What I am going to try next:

  • I am going to try doing some tests on the code I wrote that preprocesses wikitext-103 to see what perplexity scores result from evaluating on the val and test splits from this. If the numbers are similar to those from the paper, we can have some confidence that the preprocessing I did is close to that done for the paper's tests. However, I kinda doubt this because we still do not know what text the paper tested on other than that it was tested on "WikiText103," but I still think there is a reasonable chance that this may work.

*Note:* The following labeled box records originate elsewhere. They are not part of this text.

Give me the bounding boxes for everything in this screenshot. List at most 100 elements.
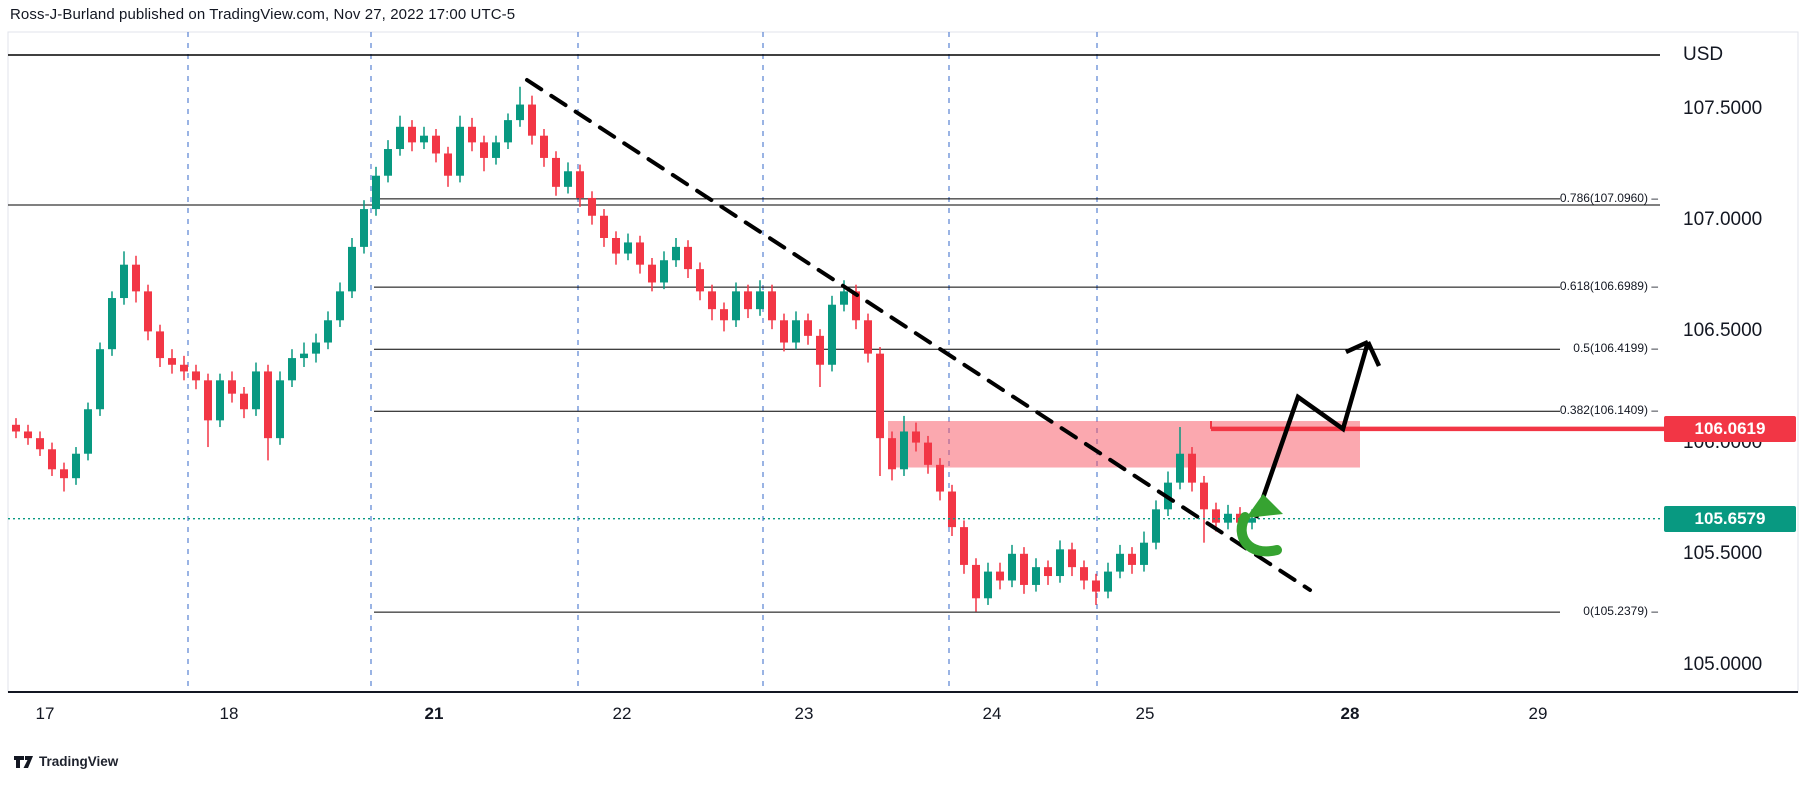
candle-body xyxy=(960,527,968,565)
candle-body xyxy=(336,291,344,321)
time-axis[interactable]: 17 18 21 22 23 24 25 28 29 xyxy=(0,692,1814,734)
candle-body xyxy=(60,469,68,479)
candle-body xyxy=(1044,567,1052,577)
candle-body xyxy=(732,291,740,321)
price-tick-label: 107.5000 xyxy=(1683,98,1763,119)
candle-body xyxy=(720,309,728,321)
candle-body xyxy=(72,453,80,479)
candle-body xyxy=(1116,553,1124,572)
candle-body xyxy=(504,120,512,143)
fib-level-label: 0.786(107.0960) – xyxy=(1559,190,1658,205)
candle-body xyxy=(48,449,56,470)
candle-body xyxy=(1104,571,1112,592)
candle-body xyxy=(684,246,692,270)
candle-body xyxy=(672,246,680,261)
candle-body xyxy=(900,431,908,470)
candle-body xyxy=(552,157,560,187)
date-label: 28 xyxy=(1340,704,1360,723)
candle-body xyxy=(828,304,836,365)
candle-body xyxy=(996,571,1004,581)
date-label: 17 xyxy=(35,704,55,723)
candle-body xyxy=(852,291,860,321)
candle-body xyxy=(312,342,320,354)
candle-body xyxy=(1176,453,1184,483)
candle-body xyxy=(972,564,980,599)
date-label: 18 xyxy=(219,704,239,723)
tradingview-logo[interactable]: TradingView xyxy=(14,752,118,771)
candle-body xyxy=(168,358,176,365)
candle-body xyxy=(180,364,188,372)
candle-body xyxy=(696,269,704,292)
candle-body xyxy=(216,380,224,421)
candle-body xyxy=(1140,542,1148,565)
candle-body xyxy=(888,438,896,470)
candle-body xyxy=(1128,553,1136,565)
candle-body xyxy=(1092,580,1100,592)
date-label: 23 xyxy=(794,704,814,723)
date-label: 29 xyxy=(1528,704,1548,723)
candle-body xyxy=(936,464,944,492)
candle-body xyxy=(1212,509,1220,523)
candle-body xyxy=(492,142,500,158)
candle-body xyxy=(204,380,212,421)
candle-body xyxy=(420,135,428,143)
candle-body xyxy=(516,104,524,121)
candle-body xyxy=(372,175,380,210)
price-tick-label: 105.0000 xyxy=(1683,654,1763,675)
candle-body xyxy=(1080,567,1088,581)
candle-body xyxy=(444,153,452,176)
candle-body xyxy=(1248,518,1256,523)
candle-body xyxy=(924,442,932,465)
candle-body xyxy=(864,320,872,354)
candle-body xyxy=(840,291,848,305)
price-tick-label: 105.5000 xyxy=(1683,542,1763,564)
candle-body xyxy=(228,380,236,394)
candle-body xyxy=(540,135,548,158)
pane-border xyxy=(7,31,1799,693)
candle-body xyxy=(156,331,164,359)
candle-body xyxy=(396,126,404,150)
candle-body xyxy=(144,291,152,332)
chart-title: Ross-J-Burland published on TradingView.… xyxy=(10,6,516,23)
candle-body xyxy=(588,197,596,216)
price-axis[interactable] xyxy=(1662,32,1814,692)
candle-body xyxy=(648,264,656,283)
candle-body xyxy=(12,424,20,432)
candle-body xyxy=(324,320,332,343)
candle-body xyxy=(528,104,536,136)
fib-level-label: 0(105.2379) – xyxy=(1583,604,1658,619)
candle-body xyxy=(612,237,620,254)
projection-arrowhead xyxy=(1345,339,1369,355)
price-tick-label: 106.5000 xyxy=(1683,320,1763,342)
green-curved-arrowhead xyxy=(1246,494,1283,518)
candle-body xyxy=(1200,482,1208,510)
candle-body xyxy=(1068,549,1076,568)
candle-body xyxy=(756,291,764,310)
candle-body xyxy=(744,291,752,310)
candle-body xyxy=(408,126,416,143)
candle-body xyxy=(780,320,788,343)
candle-body xyxy=(984,571,992,599)
candle-body xyxy=(192,371,200,381)
candle-body xyxy=(1188,453,1196,483)
currency-label: USD xyxy=(1683,44,1724,65)
candle-body xyxy=(876,353,884,439)
candle-body xyxy=(24,431,32,439)
candle-body xyxy=(360,209,368,247)
candle-body xyxy=(132,264,140,292)
candle-body xyxy=(1032,567,1040,585)
candle-body xyxy=(348,246,356,292)
candle-body xyxy=(300,353,308,359)
candle-body xyxy=(108,298,116,350)
price-tick-label: 107.0000 xyxy=(1683,209,1763,231)
candle-body xyxy=(240,393,248,410)
projection-arrowhead xyxy=(1365,341,1382,367)
date-label: 21 xyxy=(424,704,444,723)
candle-body xyxy=(792,320,800,343)
date-label: 24 xyxy=(982,704,1002,723)
last-price-tag: 105.6579 xyxy=(1664,505,1796,532)
candle-body xyxy=(804,320,812,336)
candle-body xyxy=(1020,553,1028,585)
candle-body xyxy=(84,409,92,454)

I would like your judgement on this. Please let me know if I have made any mistakes or overlooked any details in my report on this issue.

EDIT: It is not valid in general to expect the preprocessed text to produce a lower perplexity score because preprocessing can potentially get rid of low hanging fruit predictions which ultimately hurts the model's score. In this report I make this invalid assumption which I wish to now correct.

joeshmoe0112358 avatar May 01 '24 03:05 joeshmoe0112358

We are abandoning WikiText103 because it's a total mess. We'll instead look at one/few of ARC Easy / Challenge, Squad, Hellaswag, TriviaQA, LAMBADA. Closing.